The past trip in June 2000 was a personal trip so that I could conduct some interviews for my documentary, JOURNEY OF HOPE, and also to see if I could seek out any living birth relatives. By seeing other adoptees being reunited, sparked hope within me and I figured, "why not? I have nothing to lose"....my family was very supportive of my efforts and they wanted me to fulfill my dream. However, I knew my chances were very slim since I was a newborn with no information when left. So, I went into the search process with a very indifferent attitude: if it's meant to be, it'll happen. If not, then that's fine too.

After this past trip with no results, I feel a sense of resolvement, knowing that I tried everything I could do to try to find any link to my past.

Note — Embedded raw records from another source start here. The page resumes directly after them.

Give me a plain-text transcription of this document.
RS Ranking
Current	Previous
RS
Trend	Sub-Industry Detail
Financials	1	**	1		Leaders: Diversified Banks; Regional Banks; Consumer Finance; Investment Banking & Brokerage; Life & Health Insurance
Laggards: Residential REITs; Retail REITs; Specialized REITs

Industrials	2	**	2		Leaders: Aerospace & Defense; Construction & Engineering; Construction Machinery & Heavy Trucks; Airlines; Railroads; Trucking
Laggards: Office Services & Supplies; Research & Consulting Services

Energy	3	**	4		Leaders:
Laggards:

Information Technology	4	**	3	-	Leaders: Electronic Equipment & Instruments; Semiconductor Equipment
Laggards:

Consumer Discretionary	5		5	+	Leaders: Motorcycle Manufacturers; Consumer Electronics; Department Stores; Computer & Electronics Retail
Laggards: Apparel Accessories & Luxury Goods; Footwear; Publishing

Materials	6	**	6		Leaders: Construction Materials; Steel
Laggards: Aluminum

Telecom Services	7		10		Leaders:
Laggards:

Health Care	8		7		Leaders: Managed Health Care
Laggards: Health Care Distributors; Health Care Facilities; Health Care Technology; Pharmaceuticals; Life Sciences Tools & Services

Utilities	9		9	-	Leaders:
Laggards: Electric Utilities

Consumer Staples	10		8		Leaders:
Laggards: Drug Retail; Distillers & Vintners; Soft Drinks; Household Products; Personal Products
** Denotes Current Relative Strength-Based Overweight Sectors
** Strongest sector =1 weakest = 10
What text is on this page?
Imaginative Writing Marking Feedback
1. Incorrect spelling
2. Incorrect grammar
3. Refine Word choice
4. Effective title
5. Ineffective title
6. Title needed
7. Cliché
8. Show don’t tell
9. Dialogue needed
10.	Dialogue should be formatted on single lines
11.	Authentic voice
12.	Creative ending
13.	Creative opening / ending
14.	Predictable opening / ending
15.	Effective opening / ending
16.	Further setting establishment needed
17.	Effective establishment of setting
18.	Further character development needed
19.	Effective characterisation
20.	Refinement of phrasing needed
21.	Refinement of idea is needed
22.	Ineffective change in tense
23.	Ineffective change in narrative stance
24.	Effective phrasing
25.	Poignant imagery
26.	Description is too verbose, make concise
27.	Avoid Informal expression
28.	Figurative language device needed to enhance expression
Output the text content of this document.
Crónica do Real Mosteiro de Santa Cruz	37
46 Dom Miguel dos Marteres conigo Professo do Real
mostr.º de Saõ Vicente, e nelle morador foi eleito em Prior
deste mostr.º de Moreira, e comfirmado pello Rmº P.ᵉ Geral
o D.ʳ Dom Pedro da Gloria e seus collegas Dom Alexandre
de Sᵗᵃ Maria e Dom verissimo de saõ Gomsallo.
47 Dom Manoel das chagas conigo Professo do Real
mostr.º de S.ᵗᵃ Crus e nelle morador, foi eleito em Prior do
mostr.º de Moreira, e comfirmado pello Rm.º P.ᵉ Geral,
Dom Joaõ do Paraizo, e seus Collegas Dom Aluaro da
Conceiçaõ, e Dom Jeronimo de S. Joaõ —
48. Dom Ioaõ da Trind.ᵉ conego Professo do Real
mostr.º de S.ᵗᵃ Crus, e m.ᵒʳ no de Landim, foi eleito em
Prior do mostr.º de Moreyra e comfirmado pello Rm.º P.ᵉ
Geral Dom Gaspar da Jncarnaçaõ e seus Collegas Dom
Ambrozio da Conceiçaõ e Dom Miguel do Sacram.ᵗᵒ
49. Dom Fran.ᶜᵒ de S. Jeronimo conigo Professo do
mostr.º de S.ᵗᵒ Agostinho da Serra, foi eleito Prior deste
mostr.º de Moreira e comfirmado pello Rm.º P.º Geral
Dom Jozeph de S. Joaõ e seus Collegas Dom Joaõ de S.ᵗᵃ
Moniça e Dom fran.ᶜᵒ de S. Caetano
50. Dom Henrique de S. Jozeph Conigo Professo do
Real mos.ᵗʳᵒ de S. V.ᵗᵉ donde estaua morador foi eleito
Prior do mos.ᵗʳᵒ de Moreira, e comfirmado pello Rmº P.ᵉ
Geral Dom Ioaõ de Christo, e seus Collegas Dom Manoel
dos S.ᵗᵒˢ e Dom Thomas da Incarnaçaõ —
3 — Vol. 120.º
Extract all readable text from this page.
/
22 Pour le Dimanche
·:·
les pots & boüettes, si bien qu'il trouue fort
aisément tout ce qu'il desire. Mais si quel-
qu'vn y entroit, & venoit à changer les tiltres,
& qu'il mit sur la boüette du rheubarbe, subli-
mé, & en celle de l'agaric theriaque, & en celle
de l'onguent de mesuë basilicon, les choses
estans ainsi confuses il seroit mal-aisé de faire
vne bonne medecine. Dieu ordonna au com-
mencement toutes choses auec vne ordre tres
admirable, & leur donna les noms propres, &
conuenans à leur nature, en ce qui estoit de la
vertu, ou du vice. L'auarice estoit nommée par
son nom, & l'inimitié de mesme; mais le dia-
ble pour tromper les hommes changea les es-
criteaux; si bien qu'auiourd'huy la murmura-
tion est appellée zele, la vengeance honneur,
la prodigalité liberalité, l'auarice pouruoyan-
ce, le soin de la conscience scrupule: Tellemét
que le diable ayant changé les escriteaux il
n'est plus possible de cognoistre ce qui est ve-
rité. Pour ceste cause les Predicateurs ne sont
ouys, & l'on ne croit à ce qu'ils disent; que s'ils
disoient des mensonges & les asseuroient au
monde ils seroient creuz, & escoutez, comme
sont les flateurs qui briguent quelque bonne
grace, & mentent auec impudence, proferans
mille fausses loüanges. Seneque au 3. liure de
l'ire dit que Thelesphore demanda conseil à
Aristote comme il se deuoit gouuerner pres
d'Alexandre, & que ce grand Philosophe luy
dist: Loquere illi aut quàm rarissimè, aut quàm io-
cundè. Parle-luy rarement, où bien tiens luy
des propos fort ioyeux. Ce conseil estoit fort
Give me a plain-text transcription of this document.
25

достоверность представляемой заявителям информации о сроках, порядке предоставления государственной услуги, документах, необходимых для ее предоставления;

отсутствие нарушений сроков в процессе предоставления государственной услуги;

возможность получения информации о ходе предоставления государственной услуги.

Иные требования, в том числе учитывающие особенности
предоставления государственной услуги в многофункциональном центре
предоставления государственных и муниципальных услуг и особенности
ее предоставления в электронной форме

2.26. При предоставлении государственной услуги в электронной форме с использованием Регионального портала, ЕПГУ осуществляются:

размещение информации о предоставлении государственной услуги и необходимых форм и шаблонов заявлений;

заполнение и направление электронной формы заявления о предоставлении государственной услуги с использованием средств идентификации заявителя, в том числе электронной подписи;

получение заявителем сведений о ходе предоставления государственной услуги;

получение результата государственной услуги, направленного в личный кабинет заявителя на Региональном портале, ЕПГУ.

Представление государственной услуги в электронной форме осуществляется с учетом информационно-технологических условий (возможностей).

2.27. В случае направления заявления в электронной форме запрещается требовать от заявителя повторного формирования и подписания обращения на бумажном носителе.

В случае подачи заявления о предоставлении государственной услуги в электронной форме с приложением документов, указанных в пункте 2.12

And I feel my Korean friends that I keep in touch with ARE my Korean family and that's very important to me as well. I feel I can move on with my life and not dwell on the dream of meeting birth family; that's a closed chapter to me, and that's a good feeling.

I'm thinking of traveling to Korea next year possibly to live abroad for awhile. I'm not really sure if it'll happen, but it is an idea I've been considering. I think it'd be wonderful to immerse myself in Korean society for awhile and see what life is like...to see what MY life could've been like if I had been raised there. Whenever I'm in Korea visiting, I always feel a sense of loss; a sense of insecurity because I don't really FEEL Korean and I wish I could....so maybe if I was to to live in Korea, I would be able to overcome my insecurities. But overall, I think it would just make me a more well-rounded individual and it would be a wonderful growing experience.

Producing this documentary, JOURNEY OF HOPE, has been a labor of love for me the past two years and my main motivation to produce it was because of the misconceptions some Koreans have towards adoptees. I feel I'm doing my part, taking a small step forward, in trying to bridge the gap between adoptees and Koreans so that we may be able to understand each other better. I want Koreans to realize that adoption CAN be a very positive experience and yes, many adoptees have had really tragic, sad upbringings in their adoptive families. Those stories need to be heard. The positive stories need to be heard also and I want to contribute to that.

At age 29, I am now at a point in my life where I feel proud to be a Korean-American. It's a good feeling and although there's much more to learn about Korean culture, I feel I'm taking baby steps towards that goal.